O adamın kendinden emin duruşu o kapı eşinden girdiği anda hissettirdi. Solgun yüzü, yorgun elleri, telaşlı bakışları, kapatmaya gücünün yetmediği yaraları söylemeden  benim için açık adres ortadaydı. yönsüz duygularım yerle bir oldu. O hüznün dibine vursa da, her gördüğümde daha da güçlü, başına buyruk duruyordu. Onun bu halini gördükçe güçlü durmayı öğrendim. Acıdan geçen hikâyesini dinlediğimde kendime yenildiğimi anladım. Evet, doğru insandı fakat o kadar da zamansız bir karşılaşmaydı bizimkisi. İşte yarımım, unutmak zor bu illegal karşılaşmayı. Sığamıyorum yerlere göklere, başım bela da. Ahmet Kayanın dediği gibi "oysa türkü tadında yaşamak isterdim, ölmek ne garip şey anne."  Belki de uzaktan uzağa dokunmadan, öpmeden, kokusunu almadan geçtiği için zaman acımasız, geçen günler ölüm. Ölüm bu kadar basit değil elbette sadece acı. Fiziksel bir acı değil bu, gitmenin korkusuyla ruhumda oluşup kapanmayacak boşluk. Uzay gibi.

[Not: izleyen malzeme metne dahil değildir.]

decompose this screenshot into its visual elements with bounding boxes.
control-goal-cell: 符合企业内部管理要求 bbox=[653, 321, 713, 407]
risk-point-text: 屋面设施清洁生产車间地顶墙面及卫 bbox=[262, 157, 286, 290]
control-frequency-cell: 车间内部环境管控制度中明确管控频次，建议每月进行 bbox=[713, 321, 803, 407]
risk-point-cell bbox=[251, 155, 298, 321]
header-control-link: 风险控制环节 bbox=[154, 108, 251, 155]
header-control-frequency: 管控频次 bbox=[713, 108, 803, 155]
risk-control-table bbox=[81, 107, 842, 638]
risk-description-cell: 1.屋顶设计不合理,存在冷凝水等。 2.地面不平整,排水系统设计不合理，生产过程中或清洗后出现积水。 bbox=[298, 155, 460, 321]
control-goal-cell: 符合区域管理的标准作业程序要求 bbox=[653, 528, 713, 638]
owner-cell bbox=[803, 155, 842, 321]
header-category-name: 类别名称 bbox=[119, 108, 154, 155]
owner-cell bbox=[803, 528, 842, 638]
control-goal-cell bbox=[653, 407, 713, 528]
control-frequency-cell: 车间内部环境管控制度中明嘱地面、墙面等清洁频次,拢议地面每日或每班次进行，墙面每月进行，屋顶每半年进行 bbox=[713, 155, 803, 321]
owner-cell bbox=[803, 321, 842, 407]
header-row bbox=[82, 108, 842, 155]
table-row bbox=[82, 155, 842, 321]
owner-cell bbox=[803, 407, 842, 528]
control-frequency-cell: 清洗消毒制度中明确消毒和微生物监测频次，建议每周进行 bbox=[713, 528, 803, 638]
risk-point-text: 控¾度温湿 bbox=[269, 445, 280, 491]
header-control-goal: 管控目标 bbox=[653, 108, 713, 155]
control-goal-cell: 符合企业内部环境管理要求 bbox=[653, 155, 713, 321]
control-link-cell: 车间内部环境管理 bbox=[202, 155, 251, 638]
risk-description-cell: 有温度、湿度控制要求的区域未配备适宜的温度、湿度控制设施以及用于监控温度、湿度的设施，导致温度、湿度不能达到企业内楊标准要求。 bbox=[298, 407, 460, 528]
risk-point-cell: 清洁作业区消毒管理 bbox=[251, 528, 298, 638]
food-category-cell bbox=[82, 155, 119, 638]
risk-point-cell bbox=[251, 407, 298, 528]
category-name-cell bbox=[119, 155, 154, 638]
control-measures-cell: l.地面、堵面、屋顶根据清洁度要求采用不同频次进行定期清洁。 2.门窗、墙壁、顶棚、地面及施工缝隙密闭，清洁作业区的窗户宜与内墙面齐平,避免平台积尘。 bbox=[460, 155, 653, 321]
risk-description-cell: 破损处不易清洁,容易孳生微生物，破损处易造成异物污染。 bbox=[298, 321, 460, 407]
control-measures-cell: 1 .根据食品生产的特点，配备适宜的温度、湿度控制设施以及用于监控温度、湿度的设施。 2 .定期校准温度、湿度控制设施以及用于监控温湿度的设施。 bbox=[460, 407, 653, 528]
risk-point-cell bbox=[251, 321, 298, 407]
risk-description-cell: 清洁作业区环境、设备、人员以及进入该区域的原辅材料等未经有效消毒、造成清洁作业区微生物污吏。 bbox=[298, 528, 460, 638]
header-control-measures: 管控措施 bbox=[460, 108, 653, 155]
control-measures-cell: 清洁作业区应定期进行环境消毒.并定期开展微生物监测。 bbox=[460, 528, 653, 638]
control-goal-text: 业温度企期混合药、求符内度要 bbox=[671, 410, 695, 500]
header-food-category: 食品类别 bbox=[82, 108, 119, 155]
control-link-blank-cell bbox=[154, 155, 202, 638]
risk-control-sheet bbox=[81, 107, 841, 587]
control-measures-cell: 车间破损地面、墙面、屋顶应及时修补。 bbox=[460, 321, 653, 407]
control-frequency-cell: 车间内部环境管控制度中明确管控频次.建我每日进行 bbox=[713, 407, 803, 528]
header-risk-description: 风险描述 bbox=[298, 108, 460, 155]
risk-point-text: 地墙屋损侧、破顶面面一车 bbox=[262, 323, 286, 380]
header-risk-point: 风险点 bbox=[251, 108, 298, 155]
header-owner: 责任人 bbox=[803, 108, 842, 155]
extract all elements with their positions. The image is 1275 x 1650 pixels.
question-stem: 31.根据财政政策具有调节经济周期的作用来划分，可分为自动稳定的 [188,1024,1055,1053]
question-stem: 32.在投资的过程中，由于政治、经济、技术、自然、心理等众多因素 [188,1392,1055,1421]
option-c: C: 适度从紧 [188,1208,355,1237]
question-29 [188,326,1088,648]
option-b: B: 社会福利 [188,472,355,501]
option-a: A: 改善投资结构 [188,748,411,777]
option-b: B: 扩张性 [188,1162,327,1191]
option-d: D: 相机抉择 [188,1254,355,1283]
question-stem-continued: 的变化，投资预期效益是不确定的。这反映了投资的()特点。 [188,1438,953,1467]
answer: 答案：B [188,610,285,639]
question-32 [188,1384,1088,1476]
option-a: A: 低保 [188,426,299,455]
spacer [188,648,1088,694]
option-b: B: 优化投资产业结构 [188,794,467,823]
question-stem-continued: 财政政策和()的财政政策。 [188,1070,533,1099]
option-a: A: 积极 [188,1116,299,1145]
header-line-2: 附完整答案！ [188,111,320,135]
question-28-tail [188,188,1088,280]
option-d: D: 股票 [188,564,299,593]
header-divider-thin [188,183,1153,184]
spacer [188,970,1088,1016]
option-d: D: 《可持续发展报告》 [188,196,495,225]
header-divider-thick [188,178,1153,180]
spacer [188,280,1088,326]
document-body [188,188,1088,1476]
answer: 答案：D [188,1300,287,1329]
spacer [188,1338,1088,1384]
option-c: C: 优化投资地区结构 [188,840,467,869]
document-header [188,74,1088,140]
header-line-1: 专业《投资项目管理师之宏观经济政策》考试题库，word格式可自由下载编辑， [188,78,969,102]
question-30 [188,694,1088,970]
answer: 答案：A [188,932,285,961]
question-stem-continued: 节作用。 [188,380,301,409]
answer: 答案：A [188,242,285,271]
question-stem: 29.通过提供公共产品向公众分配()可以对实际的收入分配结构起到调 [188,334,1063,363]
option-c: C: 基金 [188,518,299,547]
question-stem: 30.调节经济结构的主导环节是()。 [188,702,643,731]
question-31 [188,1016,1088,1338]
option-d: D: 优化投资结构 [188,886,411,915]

Beklenen gelmez o yüzden vazgeçtim, sadece beklentisiz seviyorum

3 Nisan 2014 Perşembe

Yazabiliyorum sadece..

Allah kahretsin ki aklına geliyor bazen.Ortada hiç bir neden yokken özlüyorsun.Unutamamışsın işte,bu duygu karşısında umursamaz olamıyorsun.Anlıyorsun ki bu gecede sabah olmaz.Hayat aşktan ibaret.Desem ki sana "özlüyorum" diye,"sen bilirsin" demenden korkuyorum. Bir zamanlar "seni bir gün görmedim çok özledim." derdin.Ne fark var? Ne değişti? Duygular mı? Hani gerçekten seviyordun sen,yalan mıydı hepsi? Biz bir bütündük seninle,sen gittin ben yarım kaldım. Keşke hoşçakalmasaydın da,yanımda kalsaydın.Ben sana aitim. Sen beni ellerinle başkasına ait ettin. Hani hiç bırakmıyacaktın? O bana aşkla bakan gözlerini  fazla üzerime alınmışım herhalde.Veya sen güzel rol oynamışsın.Merak etmiyorsun hiç beni.Merak et sevgilim. Merak et.Hiç iyi değilim. Her günüm acıyla geçiyor.Yavaş yavaş kayboluyorum.Etrafımda o kadar insan varken çok yalnız hissediyorum kendimi.Tüm bunların sorumlusu sensin.Sen çok farklıydın.Bazı şeylerin zamanı var,başlarda anlamıyorsun kaybettiğini.Daha sonraları karşına boktan,sıradan insanlar çıkınca senin farklı olduğunu anlıyorum.Seni çok arıyorum.Yoldan geçen her erkekte senden birşeyler arıyorum.Nerede adın geçse,kulağım  oraya kesiliyor.Keşke çok sevdiğimde,çok benim olsan.Bakma bana hoşçakal dedim,o kelimenin iyice içine girip bak bir kim isterse sevdiğinin bir başkasıyla mutlu olmasını? Seninle kurduğum hayali bir başkasıyla yaşamak istemediğimden bu seni beklemelerim. Gel hadi,gel. Daha fazla acıtma canımı. "Gelmem,ben böyle mutluyum,sen git unut beni" diyorsun,küfret istersen? Kovsan ne yazar ki? Aşık olan vazgeçmezmiş. Birde bana git mi diyorsun? Ne sandın aşkı sen çocuk? Hiç gittiler mi senden? Off diyerek herneyse boşver diyebildin mi? Hayatında o kadar kişi varken,birine takılıp kaldın mı? Gitmekmiş.. Sen ne bilirsin gitmeyi çocuk? Oyun sandın herhalde. Sen beni ne sandın? Hadi geç git. Ya da sen kal.Sen bilmezsin. Bana bırak sadece izle. Gitmek nedir,özlemek nedir öğren. Sevmek sana fazla gelir çocuk.